Dr. Jones continues to belt the stuffing out of every excuse labs might lob back in response to low Q-Probes scores. Psychiatric nurses had the highest overall satisfaction rating, 4.21, while ER and ICU nurses fell to the bottom rung, with each group notching the aforementioned 3.64. Labs could easily decide that since ER and ICU nurses demand the highest level of service and the greatest number of stat tests, there’s simply no pleasing them. And in some cases nurses may be deluding themselves about what labs can deliver. They may not realize, for instance, that just because one test can be turned around in 10 minutes, it doesn’t mean that every test is similarly speedy. "But you can’t just sit back and say, ’We’ll never make them happy so let’s not even try.’ You need to sit down with them, you need to understand what their expectation is and how they came to have it," Dr. Jones says.

Giving lab tours to nurses may not be a bad way to start opening their eyes. "Lab managers who’ve done this tell me the nurses invariably comment that they didn’t understand how big or how busy the laboratory was," Dr. Jones says. "They didn’t understand that some specimens require processing steps, like centrifugation."

This approach also helps bury the so-called black box—the idea that the lab is staffed by nameless, faceless individuals who exist only as a voice on the other end of the telephone or at the end of a pneumatic tube system, deep in the hospital’s basement. Nurses who find it easy to complain about these invisible colleagues will find it’s a little harder to sound off against flesh-and-blood colleagues. "They’re more likely to pick up the phone and talk to somebody they’ve met and know and have seen and say, ’I have an issue here, how can we resolve it?’"

Most issues can be resolved, he insists, especially if labs bear in mind that the bulk of complaints are a step or two removed from most lab work. "Average turnaround time, average level of service, doesn’t generate complaints. It’s the outliers. People remember the situation that caused them aggravation, even if it only occurs one out of a hundred times."

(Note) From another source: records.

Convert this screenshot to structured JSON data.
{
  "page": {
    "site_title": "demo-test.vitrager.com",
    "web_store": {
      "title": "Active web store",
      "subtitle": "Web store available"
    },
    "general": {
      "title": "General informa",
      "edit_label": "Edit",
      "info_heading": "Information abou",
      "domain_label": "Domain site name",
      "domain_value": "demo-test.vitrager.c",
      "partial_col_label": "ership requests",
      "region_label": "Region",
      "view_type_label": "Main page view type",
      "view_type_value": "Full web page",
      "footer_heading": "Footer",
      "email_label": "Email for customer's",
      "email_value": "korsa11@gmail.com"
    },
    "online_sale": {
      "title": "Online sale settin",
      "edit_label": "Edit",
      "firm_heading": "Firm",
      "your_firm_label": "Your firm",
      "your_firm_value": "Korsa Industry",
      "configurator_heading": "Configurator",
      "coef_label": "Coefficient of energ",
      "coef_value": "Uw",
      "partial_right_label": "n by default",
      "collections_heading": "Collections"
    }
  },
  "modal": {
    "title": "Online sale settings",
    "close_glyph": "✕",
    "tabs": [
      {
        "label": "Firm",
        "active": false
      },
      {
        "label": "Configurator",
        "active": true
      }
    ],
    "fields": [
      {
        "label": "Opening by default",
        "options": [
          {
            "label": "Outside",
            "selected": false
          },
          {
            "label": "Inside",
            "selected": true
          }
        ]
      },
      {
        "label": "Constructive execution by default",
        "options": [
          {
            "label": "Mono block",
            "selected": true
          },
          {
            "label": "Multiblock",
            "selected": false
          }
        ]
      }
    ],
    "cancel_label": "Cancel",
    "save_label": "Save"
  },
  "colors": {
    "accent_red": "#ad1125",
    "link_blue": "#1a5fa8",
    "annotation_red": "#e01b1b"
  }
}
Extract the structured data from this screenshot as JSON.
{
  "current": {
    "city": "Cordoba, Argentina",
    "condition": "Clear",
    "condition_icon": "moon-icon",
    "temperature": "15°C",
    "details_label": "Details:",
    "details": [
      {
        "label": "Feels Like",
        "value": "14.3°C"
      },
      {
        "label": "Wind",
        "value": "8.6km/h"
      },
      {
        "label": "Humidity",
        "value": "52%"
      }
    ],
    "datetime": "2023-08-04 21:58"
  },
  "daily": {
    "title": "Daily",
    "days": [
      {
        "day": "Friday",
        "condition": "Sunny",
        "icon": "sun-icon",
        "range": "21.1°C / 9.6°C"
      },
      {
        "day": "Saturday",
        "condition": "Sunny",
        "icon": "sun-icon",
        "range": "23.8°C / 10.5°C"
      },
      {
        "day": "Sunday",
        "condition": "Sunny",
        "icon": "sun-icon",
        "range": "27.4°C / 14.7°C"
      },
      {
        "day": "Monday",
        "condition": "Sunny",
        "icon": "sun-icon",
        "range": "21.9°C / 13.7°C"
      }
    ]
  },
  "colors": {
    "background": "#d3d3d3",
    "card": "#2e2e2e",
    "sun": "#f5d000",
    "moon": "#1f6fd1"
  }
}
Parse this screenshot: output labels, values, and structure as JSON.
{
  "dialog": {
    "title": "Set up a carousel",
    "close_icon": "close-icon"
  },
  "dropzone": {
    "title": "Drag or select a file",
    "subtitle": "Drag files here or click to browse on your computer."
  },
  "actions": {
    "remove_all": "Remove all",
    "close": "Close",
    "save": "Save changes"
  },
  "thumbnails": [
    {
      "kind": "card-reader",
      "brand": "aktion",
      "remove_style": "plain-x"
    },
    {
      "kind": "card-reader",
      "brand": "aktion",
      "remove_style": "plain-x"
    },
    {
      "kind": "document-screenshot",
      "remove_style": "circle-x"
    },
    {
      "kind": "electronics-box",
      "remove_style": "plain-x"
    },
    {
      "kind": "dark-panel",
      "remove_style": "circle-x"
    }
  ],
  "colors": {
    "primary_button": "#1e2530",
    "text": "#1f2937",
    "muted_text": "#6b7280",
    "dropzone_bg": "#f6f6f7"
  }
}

That should make it easier for labs to fix matters. "When we sit down to talk about solving problems, I want to see the spread of our performance," Dr. Jones says. If TATs range from 10 minutes to two hours, with an average time of 45 minutes, it’s likely that no one is complaining about the 45-minute TAT; the problem is with the 1.5 to two-hour TATs. "My first focus would be finding out the cause of these longer turnaround times and trying to reduce them. Even if I don’t affect any of the other tests, I would eliminate a large percentage of the specimens and situations my customer is complaining about."

Ever hopeful, Dr. Jones rests his case on one final Q-Probes category: accuracy of test results. This is what labs live for, and yet in ranking the categories, nurses felt this was less important than stat test TAT.

No, nurses are not crazy. Remember, says Dr. Jones, 90 percent of them reported being very/usually satisfied with test accuracy, the highest of any category. "I think this means we have successfully made accuracy of test results a nonissue for nurses—it’s an assumed quality characteristic." It’s less important to them because it’s no longer a problem—a sign, if ever there was one, that labs are doing a good job.

Maybe the glass is half-full after all.

The other co-author of the Q-Probes report is Stephen G. Ruby, MD, MBA, chairman and medical director of pathology, Palos Community Hospital, Palos Heights, Ill. Drs. Jones and Ruby are members of the CAP Quality Practices Committee. Karen Titus is CAP TODAY contributing editor and co-managing editor.